No more tweeting for Whoopi.

“The View” host Whoopi Goldberg has joined the exodus from Twitter following billionaire Elon Musk’s $44 billion purchase of the social media platform.

“I’m gettin’ off today because I just feel like … it’s so messy,” she said on her ABC morning program Monday.

Goldberg gave several reasons for her departure, including the return of people with “certain kinds of attitudes” to the platform.

The 66-year-old Chelsea native didn’t close the door on returning to Twitter “if it settles down enough and I feel more comfortable,” but her account with the social media brand was closed Monday afternoon.

Some Twitter users have complained that new ownership will usher in racists, antisemites and conspiracy theorists previously banned from the platform. Musk, who has himself shared bad information on Twitter, has indicated that isn’t his plan.
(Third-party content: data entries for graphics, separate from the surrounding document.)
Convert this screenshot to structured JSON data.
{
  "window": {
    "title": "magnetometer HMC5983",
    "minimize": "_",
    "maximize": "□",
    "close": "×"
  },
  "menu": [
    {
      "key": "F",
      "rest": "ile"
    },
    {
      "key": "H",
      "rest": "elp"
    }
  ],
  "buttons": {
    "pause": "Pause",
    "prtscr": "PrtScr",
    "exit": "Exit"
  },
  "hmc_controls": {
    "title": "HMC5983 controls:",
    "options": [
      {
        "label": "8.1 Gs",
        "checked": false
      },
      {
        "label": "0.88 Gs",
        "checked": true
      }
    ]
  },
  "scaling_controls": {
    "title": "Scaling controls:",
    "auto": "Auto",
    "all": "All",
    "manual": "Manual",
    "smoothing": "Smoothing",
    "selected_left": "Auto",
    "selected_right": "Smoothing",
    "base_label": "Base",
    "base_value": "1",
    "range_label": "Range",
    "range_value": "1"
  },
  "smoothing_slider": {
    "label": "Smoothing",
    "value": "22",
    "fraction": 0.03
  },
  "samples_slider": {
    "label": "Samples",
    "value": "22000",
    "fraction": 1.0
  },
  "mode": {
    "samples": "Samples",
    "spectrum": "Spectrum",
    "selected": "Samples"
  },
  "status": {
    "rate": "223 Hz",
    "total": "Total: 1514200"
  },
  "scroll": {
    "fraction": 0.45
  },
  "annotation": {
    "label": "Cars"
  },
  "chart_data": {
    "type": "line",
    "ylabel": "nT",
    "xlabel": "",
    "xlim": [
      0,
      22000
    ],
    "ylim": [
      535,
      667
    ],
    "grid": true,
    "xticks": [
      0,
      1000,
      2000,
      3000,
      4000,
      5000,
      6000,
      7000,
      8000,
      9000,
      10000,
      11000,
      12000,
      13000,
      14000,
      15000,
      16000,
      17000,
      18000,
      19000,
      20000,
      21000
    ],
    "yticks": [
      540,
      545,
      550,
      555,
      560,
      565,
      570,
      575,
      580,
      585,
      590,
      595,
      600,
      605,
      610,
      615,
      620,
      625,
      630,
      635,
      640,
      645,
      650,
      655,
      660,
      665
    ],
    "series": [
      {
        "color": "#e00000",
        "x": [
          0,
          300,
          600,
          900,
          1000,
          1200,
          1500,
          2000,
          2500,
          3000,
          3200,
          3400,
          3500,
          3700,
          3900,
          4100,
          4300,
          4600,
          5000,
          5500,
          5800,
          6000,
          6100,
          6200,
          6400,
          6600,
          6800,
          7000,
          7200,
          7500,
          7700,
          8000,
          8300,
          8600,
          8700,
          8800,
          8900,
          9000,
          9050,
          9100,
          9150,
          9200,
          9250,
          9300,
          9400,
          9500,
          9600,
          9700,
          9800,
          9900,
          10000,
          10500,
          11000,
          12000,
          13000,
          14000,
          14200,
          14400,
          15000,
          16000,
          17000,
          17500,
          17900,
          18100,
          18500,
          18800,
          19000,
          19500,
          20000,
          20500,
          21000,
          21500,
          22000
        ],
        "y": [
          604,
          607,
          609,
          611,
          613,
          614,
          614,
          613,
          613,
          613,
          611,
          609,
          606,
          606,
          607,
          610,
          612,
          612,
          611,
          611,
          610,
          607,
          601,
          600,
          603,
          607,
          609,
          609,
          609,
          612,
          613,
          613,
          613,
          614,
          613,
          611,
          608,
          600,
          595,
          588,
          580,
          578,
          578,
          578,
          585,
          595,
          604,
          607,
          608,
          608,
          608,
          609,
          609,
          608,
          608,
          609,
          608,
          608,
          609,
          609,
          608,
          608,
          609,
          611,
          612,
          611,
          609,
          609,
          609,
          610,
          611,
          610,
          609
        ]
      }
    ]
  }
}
High-profile figures including producer Shonda Rhimes, model Gigi Hadid and Grammy winning singers Toni Braxton and Sara Bareills previously stated they would leave Twitter.

Musk, the world’s richest person, last week announced plans to charge Twitter users who want their identities on his site to be marked as verified. He claimed the company has been operating inefficiently and bleeding money.

Broadcasting giant Howard Stern and top-selling author Stephen King scoffed at the idea of paying to be recognized by a social media platform to which they have fed free content despite their value as entertainers.

“I thought I was helping Twitter,” Stern remarked on his Monday morning SiriuxXM program.

When King said he wouldn’t pay Twitter last week, Musk engaged responded that charging for verification was necessary to pay the company’s bills.

“Twitter cannot rely entirely on advertisers,” Musk claimed.

Several advertisers have also voiced reservations about the changes, saying they need to be convinced the platform wouldn’t further descend into a message board for the dregs of society.

Goldberg’s co-hosts on Monday agreed Twitter seemed to be turning into a “hellscape,” but argued that distinguishing between freedom of expression and the spread of hate and dishonesty is a societal “problem” that needs to be addressed.

“It ain’t my problem today because I’m out,” Goldberg said.